Local outlet Maeil Business Newspaper reported that the ruling party issued what it described as a final warning to regulators, urging them to submit the draft without further delay. Democratic Party lawmaker Kang Joon-hyun stated that if financial authorities fail to meet the deadline, the National Assembly’s political affairs committee will introduce its own version of the legislation to move the process forward. He explained that if the bill is submitted on time, lawmakers hope to formally debate it during the National Assembly’s extraordinary session scheduled for January 2026.
Shortly after the lawmakers’ warning, the Financial Services Commission (FSC) released a clarifying statement, noting that discussions on stablecoin policy had taken place during a meeting between the ruling party and government officials earlier in the day. The FSC emphasised that no final decision has been made regarding the creation of a consortium to issue a stablecoin linked to the Korean won and insisted that the regulatory draft is still under development. Both sides reportedly agreed to accelerate the drafting process.
The main issue causing the delay is whether banks should be required to hold a majority stake—at least 51 per cent—in any stablecoin-issuing entity. Earlier reports suggested regulators were leaning toward such a structure, but the FSC stressed that nothing has been confirmed. Tensions over this point have persisted for months, with the Bank of Korea (BOK) favouring a bank-led approach, while other regulators argue that the industry should remain open to a broader range of participants.
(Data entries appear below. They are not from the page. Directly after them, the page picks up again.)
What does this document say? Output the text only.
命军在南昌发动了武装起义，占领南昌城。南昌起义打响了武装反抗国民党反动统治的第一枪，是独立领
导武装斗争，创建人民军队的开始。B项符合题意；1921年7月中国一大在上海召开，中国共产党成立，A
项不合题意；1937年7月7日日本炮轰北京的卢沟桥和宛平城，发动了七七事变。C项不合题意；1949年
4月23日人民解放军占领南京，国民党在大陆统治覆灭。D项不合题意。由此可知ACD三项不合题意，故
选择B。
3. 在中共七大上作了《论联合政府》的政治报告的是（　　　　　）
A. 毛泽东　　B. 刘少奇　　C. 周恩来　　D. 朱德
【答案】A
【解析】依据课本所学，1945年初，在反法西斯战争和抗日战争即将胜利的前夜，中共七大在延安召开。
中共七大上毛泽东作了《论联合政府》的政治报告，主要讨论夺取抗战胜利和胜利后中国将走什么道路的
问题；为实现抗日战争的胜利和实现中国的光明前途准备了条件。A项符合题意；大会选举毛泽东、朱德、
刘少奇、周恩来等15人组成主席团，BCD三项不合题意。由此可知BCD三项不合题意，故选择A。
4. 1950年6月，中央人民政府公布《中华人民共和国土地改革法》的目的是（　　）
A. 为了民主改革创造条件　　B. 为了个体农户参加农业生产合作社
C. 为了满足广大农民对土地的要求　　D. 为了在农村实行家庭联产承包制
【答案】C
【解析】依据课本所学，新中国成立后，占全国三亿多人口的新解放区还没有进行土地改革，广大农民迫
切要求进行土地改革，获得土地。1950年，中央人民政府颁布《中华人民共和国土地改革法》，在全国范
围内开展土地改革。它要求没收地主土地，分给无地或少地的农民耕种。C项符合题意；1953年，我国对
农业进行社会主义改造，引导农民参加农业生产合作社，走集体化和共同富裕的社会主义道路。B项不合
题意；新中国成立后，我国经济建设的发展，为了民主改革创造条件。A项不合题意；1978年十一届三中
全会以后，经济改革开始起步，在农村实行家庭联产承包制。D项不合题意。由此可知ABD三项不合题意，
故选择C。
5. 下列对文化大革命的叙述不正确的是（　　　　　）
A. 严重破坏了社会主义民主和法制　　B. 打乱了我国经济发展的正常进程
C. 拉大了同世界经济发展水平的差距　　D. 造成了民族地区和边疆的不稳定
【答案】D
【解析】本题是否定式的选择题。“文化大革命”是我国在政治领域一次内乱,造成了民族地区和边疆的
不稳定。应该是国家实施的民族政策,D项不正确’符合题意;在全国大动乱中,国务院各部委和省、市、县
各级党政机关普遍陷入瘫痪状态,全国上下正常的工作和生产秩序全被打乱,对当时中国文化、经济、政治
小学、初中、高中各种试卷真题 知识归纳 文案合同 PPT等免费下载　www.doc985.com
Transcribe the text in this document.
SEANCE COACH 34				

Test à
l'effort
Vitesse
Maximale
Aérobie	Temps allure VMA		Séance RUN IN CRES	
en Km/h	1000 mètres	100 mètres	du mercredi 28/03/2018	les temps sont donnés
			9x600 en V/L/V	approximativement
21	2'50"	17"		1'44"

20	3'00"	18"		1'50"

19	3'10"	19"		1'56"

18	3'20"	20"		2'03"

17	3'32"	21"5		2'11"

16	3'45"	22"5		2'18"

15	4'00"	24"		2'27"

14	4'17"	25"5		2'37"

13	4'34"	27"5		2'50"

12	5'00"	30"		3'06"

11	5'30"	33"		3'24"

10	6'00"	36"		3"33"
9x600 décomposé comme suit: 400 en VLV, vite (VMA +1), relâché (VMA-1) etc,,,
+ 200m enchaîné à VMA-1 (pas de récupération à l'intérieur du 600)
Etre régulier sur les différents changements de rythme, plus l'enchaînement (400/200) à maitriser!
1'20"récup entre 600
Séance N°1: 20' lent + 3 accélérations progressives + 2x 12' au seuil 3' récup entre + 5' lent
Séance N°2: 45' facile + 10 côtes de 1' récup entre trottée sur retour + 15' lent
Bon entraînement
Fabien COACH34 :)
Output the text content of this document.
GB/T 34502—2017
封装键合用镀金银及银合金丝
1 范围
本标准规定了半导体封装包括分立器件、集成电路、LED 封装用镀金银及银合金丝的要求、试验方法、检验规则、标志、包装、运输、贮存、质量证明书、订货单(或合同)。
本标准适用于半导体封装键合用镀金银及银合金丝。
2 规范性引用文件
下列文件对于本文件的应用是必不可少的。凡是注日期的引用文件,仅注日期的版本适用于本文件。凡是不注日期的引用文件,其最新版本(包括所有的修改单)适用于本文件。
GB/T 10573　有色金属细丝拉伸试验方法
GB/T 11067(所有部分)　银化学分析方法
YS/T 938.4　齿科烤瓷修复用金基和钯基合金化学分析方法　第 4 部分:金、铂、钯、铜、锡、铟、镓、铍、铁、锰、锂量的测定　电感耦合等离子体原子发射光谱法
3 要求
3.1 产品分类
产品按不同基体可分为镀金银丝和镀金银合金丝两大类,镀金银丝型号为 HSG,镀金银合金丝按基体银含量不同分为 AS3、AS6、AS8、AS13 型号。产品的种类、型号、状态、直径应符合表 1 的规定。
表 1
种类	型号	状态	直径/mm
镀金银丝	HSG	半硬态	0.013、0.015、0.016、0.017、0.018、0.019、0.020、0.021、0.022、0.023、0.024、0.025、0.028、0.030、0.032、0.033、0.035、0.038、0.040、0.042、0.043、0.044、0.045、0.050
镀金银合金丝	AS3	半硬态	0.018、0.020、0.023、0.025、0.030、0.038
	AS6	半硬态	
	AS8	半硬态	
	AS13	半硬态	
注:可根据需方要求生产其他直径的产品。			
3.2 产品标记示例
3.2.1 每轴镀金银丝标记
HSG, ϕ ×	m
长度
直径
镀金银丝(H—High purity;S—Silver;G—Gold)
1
The BOK has previously argued that banks are well-suited for this role because they already operate under strict supervision and have extensive experience implementing Anti-Money Laundering controls. However, several industry voices disagree. Kaia DLT Foundation chair Sangmin Seo said in October that the central bank’s reasoning lacks a strong basis and that establishing clear qualification standards and risk management rules for issuers would be more effective than mandating majority bank ownership. He also called for more detailed guidance from the BOK on how potential risks could be addressed.
According to an official from Kang’s office, the ruling party is still attempting to strike a balance between protecting monetary policy stability—an issue raised by the BOK—and encouraging innovation within the digital asset ecosystem, a priority highlighted by the FSC. Whether regulators will meet the December 10 deadline remains uncertain, but pressure from lawmakers suggests that the country is determined to avoid further delays in establishing a stablecoin regulatory framework.